Darüber, ob es sich bei dem Stück, das seit 2017 durchgehend auch an deutschen Bühnen gespielt wird, tatsächlich um einen Aufruf zur Versöhnung handelt, lässt sich streiten. Der Dramatiker Mouawad erzählt in „Die Vögel“ von einer Liebe zwischen dem deutschen Juden Eitan und der palästinensischstämmigen US-Amerikanerin Wahida. Eitans jüdischer Familie ist die Beziehung zwischen den beiden ein Dorn im Auge, die junge arabische Frau erfährt von den Angehörigen des Geliebten Ablehnung und Rassismus.

Mit einer Reise nach Israel spüren die beiden ihren Wurzeln nach und begeben sich tief ins Dickicht der Identitäten.Missstände der israelischen Gesellschaft will Mouawad aufzeigen, an jenen der palästinensischen und arabischen Gesellschaften zeigt der Autor weniger ausgeprägt Interesse.

Der Aussöhnung beider Völker steht im Stück ein Komplex aus Schuldgefühlen und Holocaust-Trauma entgegen, gegen den Eitan aufbegehrt. Es fallen Sätze wie: „Man kann nicht alles, was passiert, mit einem KZ vergleichen, Scheiße!“

An Aussagen wie dieser – teils auch drastischeren – stießen sich die Studierendenverbände JSUD und VjSB und unterstellten dem Stück, den „industriellen Massenmord an Jü­din­nen und Ju­den völlig zu relativieren“. Das Metropoltheater nahm „Die Vögel“ schließlich vom Spielplan. Zuvor waren Vermittlungsbemühungen um ein Gespräch gescheitert.

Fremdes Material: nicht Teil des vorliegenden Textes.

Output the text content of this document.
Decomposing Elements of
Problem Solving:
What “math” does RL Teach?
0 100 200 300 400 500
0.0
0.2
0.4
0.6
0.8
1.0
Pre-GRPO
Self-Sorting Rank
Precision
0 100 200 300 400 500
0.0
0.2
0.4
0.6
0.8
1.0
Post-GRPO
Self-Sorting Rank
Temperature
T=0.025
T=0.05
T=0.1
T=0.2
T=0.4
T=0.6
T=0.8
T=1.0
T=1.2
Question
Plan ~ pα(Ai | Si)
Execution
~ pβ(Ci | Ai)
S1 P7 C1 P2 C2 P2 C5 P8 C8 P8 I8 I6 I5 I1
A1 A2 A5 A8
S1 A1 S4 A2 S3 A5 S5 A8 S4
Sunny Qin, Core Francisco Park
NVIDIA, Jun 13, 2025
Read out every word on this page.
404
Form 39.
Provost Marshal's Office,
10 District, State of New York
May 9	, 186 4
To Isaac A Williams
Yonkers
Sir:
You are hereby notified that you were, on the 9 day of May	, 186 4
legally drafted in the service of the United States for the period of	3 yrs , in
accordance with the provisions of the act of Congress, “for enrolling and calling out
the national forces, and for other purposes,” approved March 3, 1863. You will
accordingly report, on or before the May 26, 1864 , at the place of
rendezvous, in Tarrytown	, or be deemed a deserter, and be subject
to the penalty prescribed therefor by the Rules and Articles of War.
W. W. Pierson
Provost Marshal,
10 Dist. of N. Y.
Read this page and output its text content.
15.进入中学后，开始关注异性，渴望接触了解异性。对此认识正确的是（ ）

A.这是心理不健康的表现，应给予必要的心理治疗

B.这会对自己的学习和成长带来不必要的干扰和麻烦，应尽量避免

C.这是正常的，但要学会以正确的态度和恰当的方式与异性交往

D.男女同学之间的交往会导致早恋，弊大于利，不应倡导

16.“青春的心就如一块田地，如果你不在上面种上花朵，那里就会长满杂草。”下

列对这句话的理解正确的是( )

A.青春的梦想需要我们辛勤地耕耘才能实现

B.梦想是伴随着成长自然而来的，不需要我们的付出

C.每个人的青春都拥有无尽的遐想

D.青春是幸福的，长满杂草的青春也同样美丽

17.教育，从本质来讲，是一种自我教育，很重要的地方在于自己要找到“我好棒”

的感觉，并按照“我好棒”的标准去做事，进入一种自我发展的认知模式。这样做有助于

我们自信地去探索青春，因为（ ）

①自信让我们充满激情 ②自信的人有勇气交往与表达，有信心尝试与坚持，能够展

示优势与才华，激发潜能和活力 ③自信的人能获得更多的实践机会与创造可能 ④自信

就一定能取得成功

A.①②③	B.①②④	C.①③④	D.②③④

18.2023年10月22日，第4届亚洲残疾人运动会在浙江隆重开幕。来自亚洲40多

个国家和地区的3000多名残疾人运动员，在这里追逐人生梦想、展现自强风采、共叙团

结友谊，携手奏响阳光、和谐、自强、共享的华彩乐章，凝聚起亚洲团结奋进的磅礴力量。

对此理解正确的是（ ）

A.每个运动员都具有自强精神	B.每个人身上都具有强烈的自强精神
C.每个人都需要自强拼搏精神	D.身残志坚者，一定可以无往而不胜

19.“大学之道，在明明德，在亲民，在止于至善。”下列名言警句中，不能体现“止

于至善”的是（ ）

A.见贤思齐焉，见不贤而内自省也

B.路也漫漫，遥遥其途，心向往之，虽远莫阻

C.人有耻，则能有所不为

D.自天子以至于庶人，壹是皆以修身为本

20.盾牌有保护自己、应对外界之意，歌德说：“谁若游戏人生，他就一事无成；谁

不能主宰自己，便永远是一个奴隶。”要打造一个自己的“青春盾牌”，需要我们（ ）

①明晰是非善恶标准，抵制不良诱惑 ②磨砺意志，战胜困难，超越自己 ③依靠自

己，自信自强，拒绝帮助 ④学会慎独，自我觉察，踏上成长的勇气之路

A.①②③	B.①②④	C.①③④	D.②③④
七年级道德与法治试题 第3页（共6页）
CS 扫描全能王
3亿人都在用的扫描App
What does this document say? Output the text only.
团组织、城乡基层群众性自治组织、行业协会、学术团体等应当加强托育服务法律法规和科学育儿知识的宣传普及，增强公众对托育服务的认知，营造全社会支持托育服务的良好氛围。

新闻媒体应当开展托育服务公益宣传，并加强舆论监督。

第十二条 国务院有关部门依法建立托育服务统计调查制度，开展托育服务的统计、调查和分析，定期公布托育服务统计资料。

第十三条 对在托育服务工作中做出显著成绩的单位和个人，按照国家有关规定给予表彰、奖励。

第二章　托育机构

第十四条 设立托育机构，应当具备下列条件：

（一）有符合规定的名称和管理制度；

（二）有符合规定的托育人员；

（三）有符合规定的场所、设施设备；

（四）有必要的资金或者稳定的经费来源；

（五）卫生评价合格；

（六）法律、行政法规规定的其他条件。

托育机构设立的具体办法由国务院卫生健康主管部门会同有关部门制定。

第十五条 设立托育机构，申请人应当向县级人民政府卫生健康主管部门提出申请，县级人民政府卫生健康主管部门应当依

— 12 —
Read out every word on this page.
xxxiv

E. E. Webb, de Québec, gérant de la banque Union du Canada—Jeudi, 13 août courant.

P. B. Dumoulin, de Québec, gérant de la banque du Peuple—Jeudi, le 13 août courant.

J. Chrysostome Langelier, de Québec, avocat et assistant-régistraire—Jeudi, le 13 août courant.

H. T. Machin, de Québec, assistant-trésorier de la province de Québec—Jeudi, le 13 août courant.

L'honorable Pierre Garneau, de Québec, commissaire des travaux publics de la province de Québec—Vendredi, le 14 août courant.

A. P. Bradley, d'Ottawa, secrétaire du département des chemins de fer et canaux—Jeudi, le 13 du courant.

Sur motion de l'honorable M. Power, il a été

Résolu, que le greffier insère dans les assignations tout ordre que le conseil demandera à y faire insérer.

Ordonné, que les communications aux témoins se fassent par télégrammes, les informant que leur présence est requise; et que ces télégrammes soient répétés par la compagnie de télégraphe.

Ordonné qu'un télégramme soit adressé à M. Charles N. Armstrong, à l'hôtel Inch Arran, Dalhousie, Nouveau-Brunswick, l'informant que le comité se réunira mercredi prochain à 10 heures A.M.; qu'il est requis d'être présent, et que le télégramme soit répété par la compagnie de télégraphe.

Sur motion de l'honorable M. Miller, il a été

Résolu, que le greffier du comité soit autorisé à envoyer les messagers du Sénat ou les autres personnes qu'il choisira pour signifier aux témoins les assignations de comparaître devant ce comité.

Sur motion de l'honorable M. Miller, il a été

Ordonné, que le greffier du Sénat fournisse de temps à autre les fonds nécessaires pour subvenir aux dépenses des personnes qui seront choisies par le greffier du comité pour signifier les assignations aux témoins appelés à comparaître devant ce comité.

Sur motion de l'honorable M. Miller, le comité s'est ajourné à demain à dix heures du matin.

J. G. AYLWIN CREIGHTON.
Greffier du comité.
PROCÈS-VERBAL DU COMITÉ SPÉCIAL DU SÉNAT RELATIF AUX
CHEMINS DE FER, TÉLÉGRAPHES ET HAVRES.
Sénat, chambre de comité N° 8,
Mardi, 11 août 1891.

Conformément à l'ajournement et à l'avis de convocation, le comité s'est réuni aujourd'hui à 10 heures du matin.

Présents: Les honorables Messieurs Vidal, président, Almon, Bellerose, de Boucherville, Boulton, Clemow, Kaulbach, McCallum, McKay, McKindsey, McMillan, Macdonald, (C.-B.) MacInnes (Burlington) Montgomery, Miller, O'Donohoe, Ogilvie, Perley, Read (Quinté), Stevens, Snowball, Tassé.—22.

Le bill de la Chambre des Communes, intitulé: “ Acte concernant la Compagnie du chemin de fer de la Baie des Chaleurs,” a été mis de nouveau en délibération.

In einer Pressemitteilung drückte der Theaterleiter Jochen Schölch sein Bedauern darüber aus, dass in der derzeit erhitzten Atmosphäre ein Gespräch nicht möglich sei. Als nächste Schritte suche sein Theater die Zusammenarbeit mit dem Kulturreferat und mit Expert:innen. Die Direktorin des NS-Dokumentationszentrums, Mirjam Zadoff, sowie der Direktor des Jüdischen Museums München, Bernhard Purin, äußerten bereits Bedenken, werteten die Absetzung als „falsches Signal“.

„Gefühle sind keine Argumente“

Kri­ti­ke­r:in­nen der Welt, der SZ und der Deutschen Bühne taten es ihnen gleich. Meron Mendel, Direktor der Bildungsstätte Anne Frank, wurde im SZ-Interview deutlich: „Gefühle sind keine Argumente“, die Argumentation der Studierendenverbände sei „kulturfern“.

Ver­tei­di­ge­r:in­nen des Versöhnungsstücks, das mitunter etwas nebulöse Abwege in den Identity-Komplex nimmt, würden hier mit harten Bandagen antreten. Ob der Kulturbetrieb einen souveränen Umgang mit der Kritik der Studierendenverbände, die bei ihren Positionen bleiben, findet, wird die weitere Debatte zeigen.

Derweil stellte am Wochenende das Schauspiel Köln „aus gebotenem Anlass“ eine Aufzeichnung seiner Inszenierung von Wajdi Mouawads „Die Vögel“ aus dem Jahr 2019 online. Das Stück suche „nach Lösungsansätzen in einem schier unlösbaren Konflikt“, stand dazu auf der Website zu lesen.